Le groupe VW continue de souffrir de la faiblesse des ventes internationales (-4%), en particulier en Chine et aux États-Unis, a déclaré le constructeur automobile allemand à Wolfsburg lundi. Les livraisons de BEV ont baissé de 8% d'une année sur l'autre.
Globalement, cela a fait chuter le nombre de livraisons du groupe VW entre janvier et mars à seulement 2,05 millions de véhicules pour l'ensemble des marques du groupe, soit 4% de moins qu'un an plus tôt. Néanmoins, le groupe a largement maintenu sa part de marché mondiale, bien que le marché global se soit considérablement contracté.
Marché en baisse
“Le marché automobile mondial a globalement reculé à la fin du mois de mars”, a déclaré Marco Schubert, directeur des ventes d'Audi, qui supervise également ce domaine pour l'ensemble du groupe. “Le groupe Volkswagen a néanmoins largement maintenu sa part de marché mondiale.”
La guerre au Moyen-Orient n'a pas encore eu d'impact majeur sur les livraisons totales du groupe VW. En Chine, où Volkswagen est confronté à la contraction du marché et à la concurrence locale, 548 700 véhicules ont été livrés au cours du premier trimestre, soit près de 15% de moins qu'au cours de la même période de l'année précédente.
En Amérique du Nord, où les constructeurs européens souffrent des nouveaux tarifs douaniers du président Donald Trump, les livraisons se sont effondrées de plus de 13%, à 205 500 véhicules.

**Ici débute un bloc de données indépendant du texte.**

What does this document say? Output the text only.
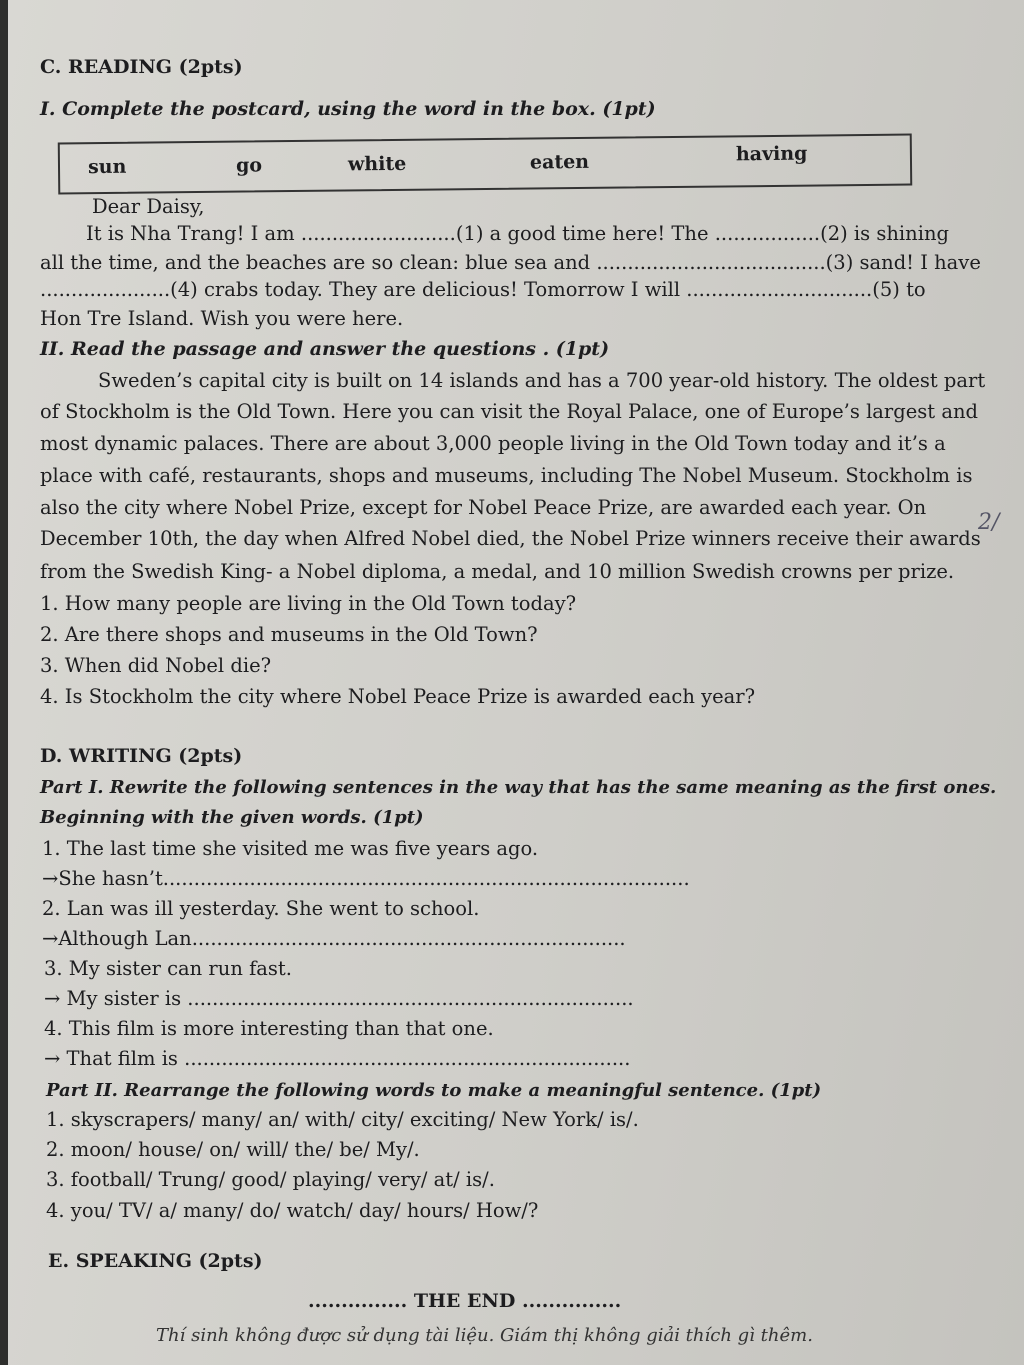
C. READING (2pts)
I. Complete the postcard, using the word in the box. (1pt)
sun	go	white	eaten	having
Dear Daisy,
It is Nha Trang! I am .........................(1) a good time here! The .................(2) is shining
all the time, and the beaches are so clean: blue sea and .....................................(3) sand! I have
.....................(4) crabs today. They are delicious! Tomorrow I will ..............................(5) to
Hon Tre Island. Wish you were here.
II. Read the passage and answer the questions . (1pt)
Sweden’s capital city is built on 14 islands and has a 700 year-old history. The oldest part
of Stockholm is the Old Town. Here you can visit the Royal Palace, one of Europe’s largest and
most dynamic palaces. There are about 3,000 people living in the Old Town today and it’s a
place with café, restaurants, shops and museums, including The Nobel Museum. Stockholm is
also the city where Nobel Prize, except for Nobel Peace Prize, are awarded each year. On
December 10th, the day when Alfred Nobel died, the Nobel Prize winners receive their awards
from the Swedish King- a Nobel diploma, a medal, and 10 million Swedish crowns per prize.
1. How many people are living in the Old Town today?
2. Are there shops and museums in the Old Town?
3. When did Nobel die?
4. Is Stockholm the city where Nobel Peace Prize is awarded each year?
2/
D. WRITING (2pts)
Part I. Rewrite the following sentences in the way that has the same meaning as the first ones.
Beginning with the given words. (1pt)
1. The last time she visited me was five years ago.
→She hasn’t.....................................................................................
2. Lan was ill yesterday. She went to school.
→Although Lan......................................................................
3. My sister can run fast.
→ My sister is ........................................................................
4. This film is more interesting than that one.
→ That film is ........................................................................
Part II. Rearrange the following words to make a meaningful sentence. (1pt)
1. skyscrapers/ many/ an/ with/ city/ exciting/ New York/ is/.
2. moon/ house/ on/ will/ the/ be/ My/.
3. football/ Trung/ good/ playing/ very/ at/ is/.
4. you/ TV/ a/ many/ do/ watch/ day/ hours/ How/?
E. SPEAKING (2pts)
............... THE END ...............
Thí sinh không được sử dụng tài liệu. Giám thị không giải thích gì thêm.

Aux États-Unis, la baisse a même atteint 20,5%.
Le marché chinois à nouveau en tête (pour un certain temps ?)
Le succès a été surprenant en Chine : au cours des trois premiers mois, la marque VW, y compris la Jetta, a rebondi pour devenir le leader du marché dans ce pays. Cette évolution est principalement due aux changements intervenus dans les subventions accordées aux voitures électriques, qui ont affecté les marques nationales de voitures électriques. Les ventes de voitures électriques ont reculé de près de 64%.
VW, quant à lui, a pu augmenter légèrement sa part de marché grâce à la vigueur de ses activités dans le domaine des moteurs à combustion.
Toutefois, la société basée à Wolfsburg ne s'attend pas à ce que cela reste le cas jusqu'à la fin de l'année. L'année dernière, VW a reculé à la troisième place en Chine en termes de nouvelles immatriculations, derrière le constructeur de voitures électriques BYD et la société mère de Volvo, Geely. Auparavant, VW avait été le leader du marché dans le pays pendant des décennies. Le groupe a récemment souligné son intention de défendre cette troisième place à tout prix.
Croissance en Europe et en Amérique du Sud
En Allemagne et dans l'ensemble de l'Europe, cependant, le plus grand constructeur automobile européen a enregistré une croissance. En Europe occidentale, près de 850 000 voitures ont été livrées, soit 4,2% de plus qu'il y a un an ; en Europe orientale, le chiffre était de 135 000, soit une augmentation de 7,6%. En Allemagne, l'augmentation a été de 4,8%.
Le groupe a également progressé en Amérique du Sud, de 7% à 148 000 véhicules. Toutefois, cela n'a pas suffi à compenser les baisses enregistrées en Chine et en Amérique du Nord.
Il n'y a plus de production de véhicules électriques aux États-Unis
Aux États-Unis, où le président Trump a complètement supprimé les subventions aux voitures électriques, les ventes de BEV ont chuté de pas moins de 80%.
Depuis, VW a pris des mesures. Le vendredi, le groupe a annoncé l'arrêt de la production de la voiture électrique ID.4 aux États-Unis. En revanche, il est prévu d'y construire davantage de VLT à moteur à combustion de type Atlas.
Les chiffres de vente du groupe VW avaient déjà chuté au cours des deux années précédentes. En 2025, les ventes sont passées sous la barre des neuf millions de véhicules, avec 8,98 millions de livraisons.
L'écart avec le leader du marché, Toyota, qui a augmenté ses ventes à 11,3 millions, s'est donc encore creusé. Le constructeur japonais a dépassé Volkswagen en tant que premier constructeur mondial en 2020.